GM, PSA in alliance talks, French minister says; Production tie-up in focus

GM, PSA in alliance talks, French minister says; Production tie-up in focus

Automotive News | February 21, 2012 – 5:36 pm EST
UPDATED: 2/22/2012 6:33 a.m. ET

General Motors Co. and PSA/Peugeot-Citroen are in talks about a possible alliance, PSA CEO Philippe Varin told the French government, following earlier news reports about the discussions.

French Labor Minister Xavier Bertrand today told the radio station Europe1 that Varin informed him of the talks between the two automakers on Tuesday.

GM and PSA are discussing a broad manufacturing alliance designed to stem losses in Europe and lower production costs elsewhere, according to Reuters sources.

The talks are focused on sharing vehicles and parts rather than a capital tie-up, according to Reuters. Any new shareholdings that emerged would be small and symbolic.

On Tuesday, the Financial Times reported that a PSA-GM tie-up would see the automakers jointly build cars and components in Europe. Under the partnership, if concluded, PSA and GM’s Opel/Vauxhall unit would jointly develop engines, transmission systems and entire vehicles that would be sold under their respective brands.

U.S. comeback

GM can offer PSA help in China and Brazil as the French automaker seeks to reduce its dependence on the stagnating European market, acccording to French business paper La Tribune. Another possibility would be GM helping PSA to return to the United States, a market the automaker left in 1992 after a 33-year presence, the paper said.

Should the outcome of talks with GM be positive, an accord could be announced at the Geneva car show the first week of March, according to La Tribune.

While potential synergies have been identified, PSA is treading cautiously to avoid building expectations, mindful of the 2010 failure of advanced tie-up talks with Mitsubishi Motors.

“A partnership with GM would make sense, because Peugeot and Opel both lack scale,” said Sascha Gommel, a Frankfurt- based Commerzbank analyst, adding that Fiat is also a potential partner.

“Peugeot’s in a difficult situation because competitors like Volkswagen and Renault-Nissan can produce much higher volumes and so have a scale advantage,” Gommel said.

Europe struggles

GM is struggling in Europe with its unprofitable Opel brand. The automaker’s Europe business, including Opel, lost $747 million last year before taxes and interest.

PSA is Europe’s second-largest automaker after Volkswagen. PSA’s 2011 sales in Europe plunged 8.8 percent to 1.68 million vehicles, while GM’s dropped 1.9 percent to 1.17 million.Volkswagen AG’s European sales rose 7.8 percent to 3.17 million.

PSA’s global deliveries fell 1.5 percent to 3.5 million vehicles in 2011.

PSA’s stock has slumped by 50 percent over the last 12 months, bringing its market value to 3.4 billion euros ($4.5 billion), while the carmaker had revenue of 59.9 billion euros in 2011.

Varin last week announced plans to sell 1.5 billion euros worth of assets to reduce debt, which widened to 3.4 billion euros in December.

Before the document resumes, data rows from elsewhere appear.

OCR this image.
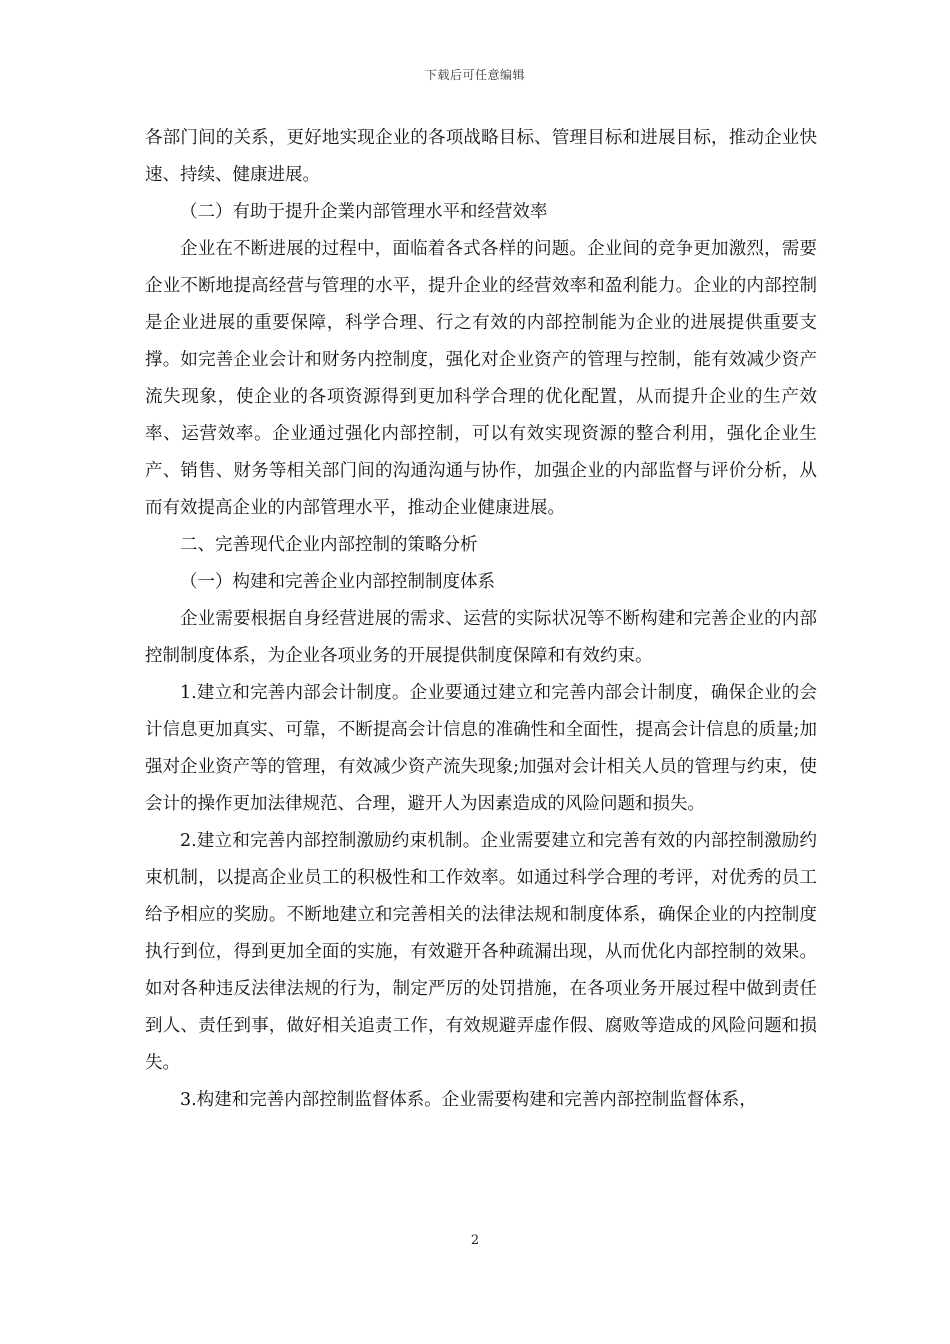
下载后可任意编辑

各部门间的关系，更好地实现企业的各项战略目标、管理目标和进展目标，推动企业快速、持续、健康进展。

（二）有助于提升企業内部管理水平和经营效率

企业在不断进展的过程中，面临着各式各样的问题。企业间的竞争更加激烈，需要企业不断地提高经营与管理的水平，提升企业的经营效率和盈利能力。企业的内部控制是企业进展的重要保障，科学合理、行之有效的内部控制能为企业的进展提供重要支撑。如完善企业会计和财务内控制度，强化对企业资产的管理与控制，能有效减少资产流失现象，使企业的各项资源得到更加科学合理的优化配置，从而提升企业的生产效率、运营效率。企业通过强化内部控制，可以有效实现资源的整合利用，强化企业生产、销售、财务等相关部门间的沟通沟通与协作，加强企业的内部监督与评价分析，从而有效提高企业的内部管理水平，推动企业健康进展。

二、完善现代企业内部控制的策略分析

（一）构建和完善企业内部控制制度体系

企业需要根据自身经营进展的需求、运营的实际状况等不断构建和完善企业的内部控制制度体系，为企业各项业务的开展提供制度保障和有效约束。

1.建立和完善内部会计制度。企业要通过建立和完善内部会计制度，确保企业的会计信息更加真实、可靠，不断提高会计信息的准确性和全面性，提高会计信息的质量;加强对企业资产等的管理，有效减少资产流失现象;加强对会计相关人员的管理与约束，使会计的操作更加法律规范、合理，避开人为因素造成的风险问题和损失。

2.建立和完善内部控制激励约束机制。企业需要建立和完善有效的内部控制激励约束机制，以提高企业员工的积极性和工作效率。如通过科学合理的考评，对优秀的员工给予相应的奖励。不断地建立和完善相关的法律法规和制度体系，确保企业的内控制度执行到位，得到更加全面的实施，有效避开各种疏漏出现，从而优化内部控制的效果。如对各种违反法律法规的行为，制定严厉的处罚措施，在各项业务开展过程中做到责任到人、责任到事，做好相关追责工作，有效规避弄虚作假、腐败等造成的风险问题和损失。

3.构建和完善内部控制监督体系。企业需要构建和完善内部控制监督体系，

2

Any alliance involving the French carmaker will require the support of the Peugeot family, which controls 30 percent of the stock.

Blackrock Inc. last year became the second-largest investor in Peugeot with a 5 percent stake, according to a regulatory filing.

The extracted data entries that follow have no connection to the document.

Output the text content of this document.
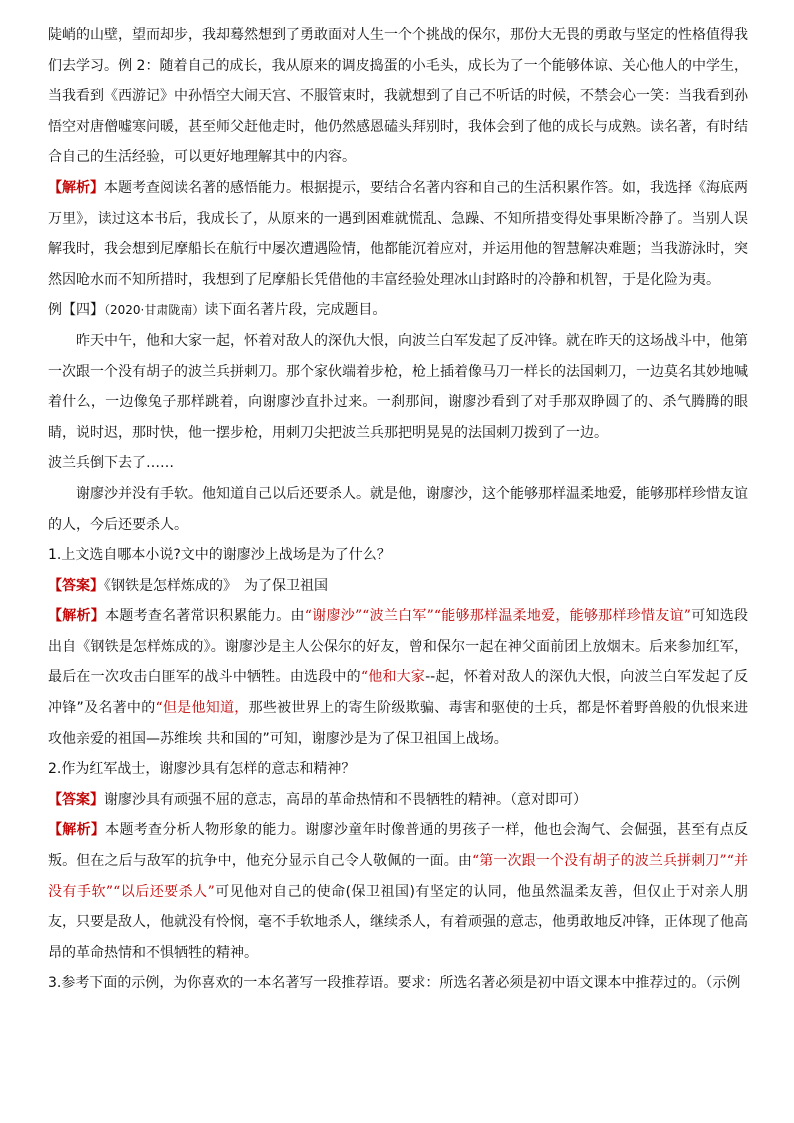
陡峭的山壁，望而却步，我却蓦然想到了勇敢面对人生一个个挑战的保尔，那份大无畏的勇敢与坚定的性格值得我们去学习。例 2：随着自己的成长，我从原来的调皮捣蛋的小毛头，成长为了一个能够体谅、关心他人的中学生，当我看到《西游记》中孙悟空大闹天宫、不服管束时，我就想到了自己不听话的时候，不禁会心一笑：当我看到孙悟空对唐僧嘘寒问暖，甚至师父赶他走时，他仍然感恩磕头拜别时，我体会到了他的成长与成熟。读名著，有时结合自己的生活经验，可以更好地理解其中的内容。

【解析】本题考查阅读名著的感悟能力。根据提示，要结合名著内容和自己的生活积累作答。如，我选择《海底两万里》，读过这本书后，我成长了，从原来的一遇到困难就慌乱、急躁、不知所措变得处事果断冷静了。当别人误解我时，我会想到尼摩船长在航行中屡次遭遇险情，他都能沉着应对，并运用他的智慧解决难题；当我游泳时，突然因呛水而不知所措时，我想到了尼摩船长凭借他的丰富经验处理冰山封路时的冷静和机智，于是化险为夷。

例【四】（2020·甘肃陇南）读下面名著片段，完成题目。

昨天中午，他和大家一起，怀着对敌人的深仇大恨，向波兰白军发起了反冲锋。就在昨天的这场战斗中，他第一次跟一个没有胡子的波兰兵拼刺刀。那个家伙端着步枪，枪上插着像马刀一样长的法国刺刀，一边莫名其妙地喊着什么，一边像兔子那样跳着，向谢廖沙直扑过来。一刹那间，谢廖沙看到了对手那双睁圆了的、杀气腾腾的眼睛，说时迟，那时快，他一摆步枪，用刺刀尖把波兰兵那把明晃晃的法国刺刀拨到了一边。

波兰兵倒下去了……

谢廖沙并没有手软。他知道自己以后还要杀人。就是他，谢廖沙，这个能够那样温柔地爱，能够那样珍惜友谊的人，今后还要杀人。

1.上文选自哪本小说?文中的谢廖沙上战场是为了什么？

【答案】《钢铁是怎样炼成的》　为了保卫祖国

【解析】本题考查名著常识积累能力。由“谢廖沙”“波兰白军”“能够那样温柔地爱，能够那样珍惜友谊”可知选段出自《钢铁是怎样炼成的》。谢廖沙是主人公保尔的好友，曾和保尔一起在神父面前团上放烟末。后来参加红军，最后在一次攻击白匪军的战斗中牺牲。由选段中的“他和大家--起，怀着对敌人的深仇大恨，向波兰白军发起了反冲锋”及名著中的“但是他知道，那些被世界上的寄生阶级欺骗、毒害和驱使的士兵，都是怀着野兽般的仇恨来进攻他亲爱的祖国—苏维埃 共和国的”可知，谢廖沙是为了保卫祖国上战场。

2.作为红军战士，谢廖沙具有怎样的意志和精神？

【答案】谢廖沙具有顽强不屈的意志，高昂的革命热情和不畏牺牲的精神。（意对即可）

【解析】本题考查分析人物形象的能力。谢廖沙童年时像普通的男孩子一样，他也会淘气、会倔强，甚至有点反叛。但在之后与敌军的抗争中，他充分显示自己令人敬佩的一面。由“第一次跟一个没有胡子的波兰兵拼刺刀”“并没有手软”“以后还要杀人”可见他对自己的使命(保卫祖国)有坚定的认同，他虽然温柔友善，但仅止于对亲人朋友，只要是敌人，他就没有怜悯，毫不手软地杀人，继续杀人，有着顽强的意志，他勇敢地反冲锋，正体现了他高昂的革命热情和不惧牺牲的精神。

3.参考下面的示例，为你喜欢的一本名著写一段推荐语。要求：所选名著必须是初中语文课本中推荐过的。（示例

PSA issued a short statement that said: “In the context of its globalization strategy and improving its operational performance, PSA Peugeot Citroen looks at potential cooperations and alliances, There can be no certainty at this stage that these discussions will result in any agreement.”

GM spokesman Johan Willems said: “We routinely talk with others in the industry, but have no comment beyond that.”